In the code above, to create the y values we first convert to Date
format, which eliminates the time of day and then convert back to POSIXct
which converts the unit to seconds, but with time equal to midnight on that day for all datetime
values on a given date.
要创建x值,我们只想要一天中的时间,以午夜后的秒为单位,因此我们将除以86400(一天中的秒数)后的 datetime
数值的余数.要使小时正确,必须使用 tz = UTC
,要使函数运行,需要 origin
(可以是任何日期;我们只需要一天中的时间)没有错误.
To create the x values, we just want time of day in seconds after midnight, so we calculate the remainder of the numeric value of datetime
after division by 86400 (number of seconds in a day). The tz=UTC
is necessary to get the hours right and origin
(which can be any date; we just want the time of day) is necessary to get the function to run without an error.
下面是有和没有 coord_equal
时的情节图.请注意,使用 coord_equal
的x轴跨越一天的时间(从午夜到午夜),其长度与y轴上的一天相同.这是因为我们以秒为单位指定了y和x值.但是,只要y轴跨度数天,而x轴仅跨度数天, coord_equal
将导致不良的长宽比.
Below is what the plot looks like with and without coord_equal
. Note that with coord_equal
the x-axis, which spans one day of time (from midnight to midnight) has the same length as one day on the y axis. That's because we denominated both the y and x values in seconds. However, as long as the y axis spans several days and the x-axis spans only one day, coord_equal
will result in an undesirable aspect ratio.
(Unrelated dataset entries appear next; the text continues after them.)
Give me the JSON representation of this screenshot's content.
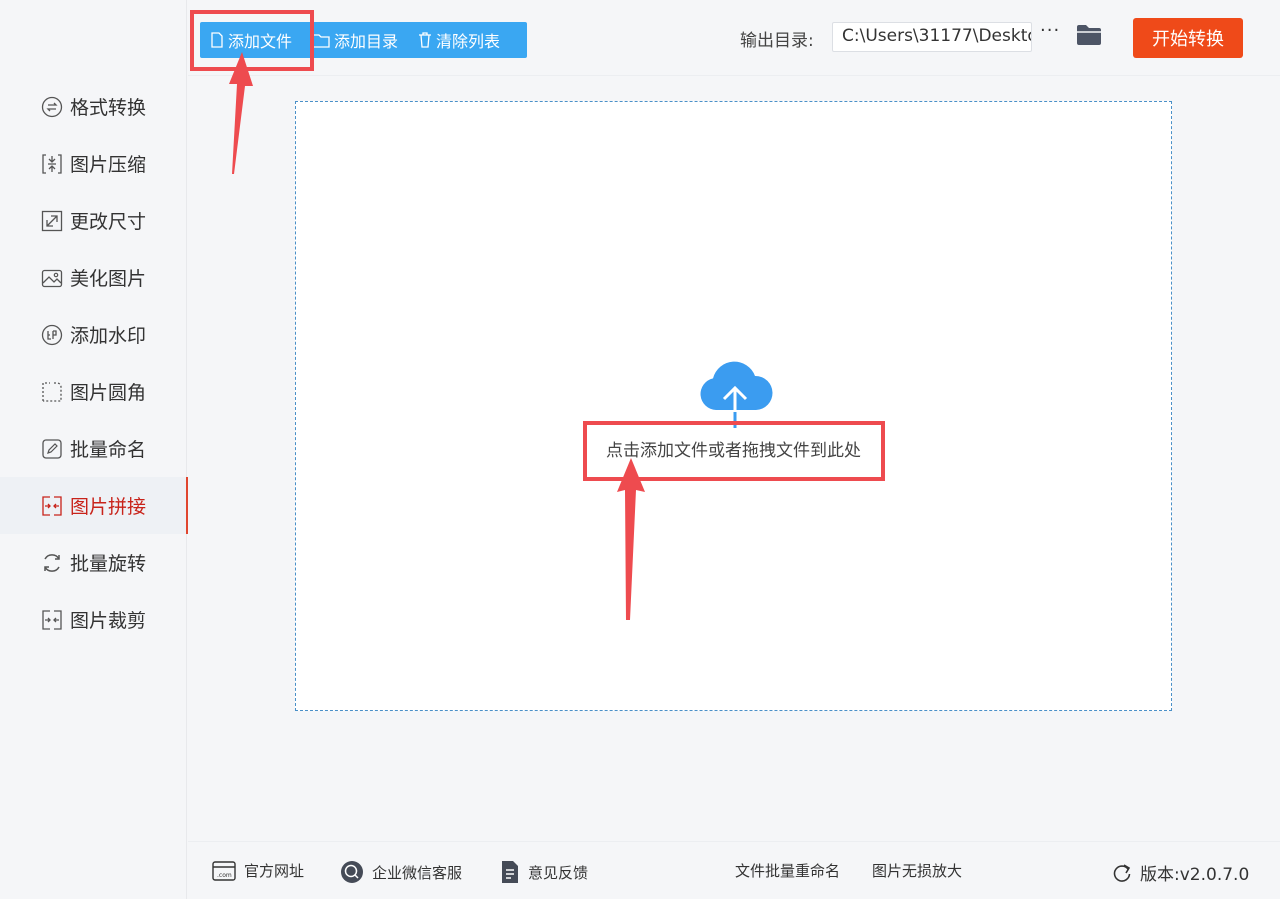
{
  "toolbar": {
    "add_file": "添加文件",
    "add_folder": "添加目录",
    "clear_list": "清除列表",
    "output_label": "输出目录:",
    "output_path": "C:\\Users\\31177\\Deskto",
    "more": "···",
    "start": "开始转换"
  },
  "sidebar": {
    "items": [
      {
        "label": "格式转换",
        "icon": "format-convert-icon"
      },
      {
        "label": "图片压缩",
        "icon": "compress-icon"
      },
      {
        "label": "更改尺寸",
        "icon": "resize-icon"
      },
      {
        "label": "美化图片",
        "icon": "beautify-icon"
      },
      {
        "label": "添加水印",
        "icon": "watermark-icon"
      },
      {
        "label": "图片圆角",
        "icon": "rounded-corner-icon"
      },
      {
        "label": "批量命名",
        "icon": "rename-icon"
      },
      {
        "label": "图片拼接",
        "icon": "splice-icon",
        "active": true
      },
      {
        "label": "批量旋转",
        "icon": "rotate-icon"
      },
      {
        "label": "图片裁剪",
        "icon": "crop-icon"
      }
    ]
  },
  "dropzone": {
    "text": "点击添加文件或者拖拽文件到此处"
  },
  "footer": {
    "website": "官方网址",
    "wechat": "企业微信客服",
    "feedback": "意见反馈",
    "batch_rename": "文件批量重命名",
    "lossless_enlarge": "图片无损放大",
    "version": "版本:v2.0.7.0"
  },
  "colors": {
    "accent_blue": "#3aa7f2",
    "start_orange": "#ef4a19",
    "annotation_red": "#ee4b4f",
    "active_text": "#c8231a"
  }
}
以下是如果y值以天而不是秒为单位,并且指定了 coord_equal
的情况,则y轴如何相对于x轴进行挤压:
Below is a demonstration of how the y-axis gets squashed relative to the x-axis if the y values are denominated in days rather than seconds and coord_equal
is specified:
ggplot(dat,
aes(x = as.POSIXct(as.numeric(datetime) %% 86400,
tz="UTC", origin=as.Date("2016-01-01")),
y = as.Date(datetime),
fill = scale(value))) +
geom_tile() +
labs(y="Date", x="Time") +
scale_x_datetime(date_labels="%H:%m") +
coord_equal()
这篇关于为什么coord_equal破坏了我的热度图的文章就介绍到这了,希望我们推荐的答案对大家有所帮助,也希望大家多多支持IT屋!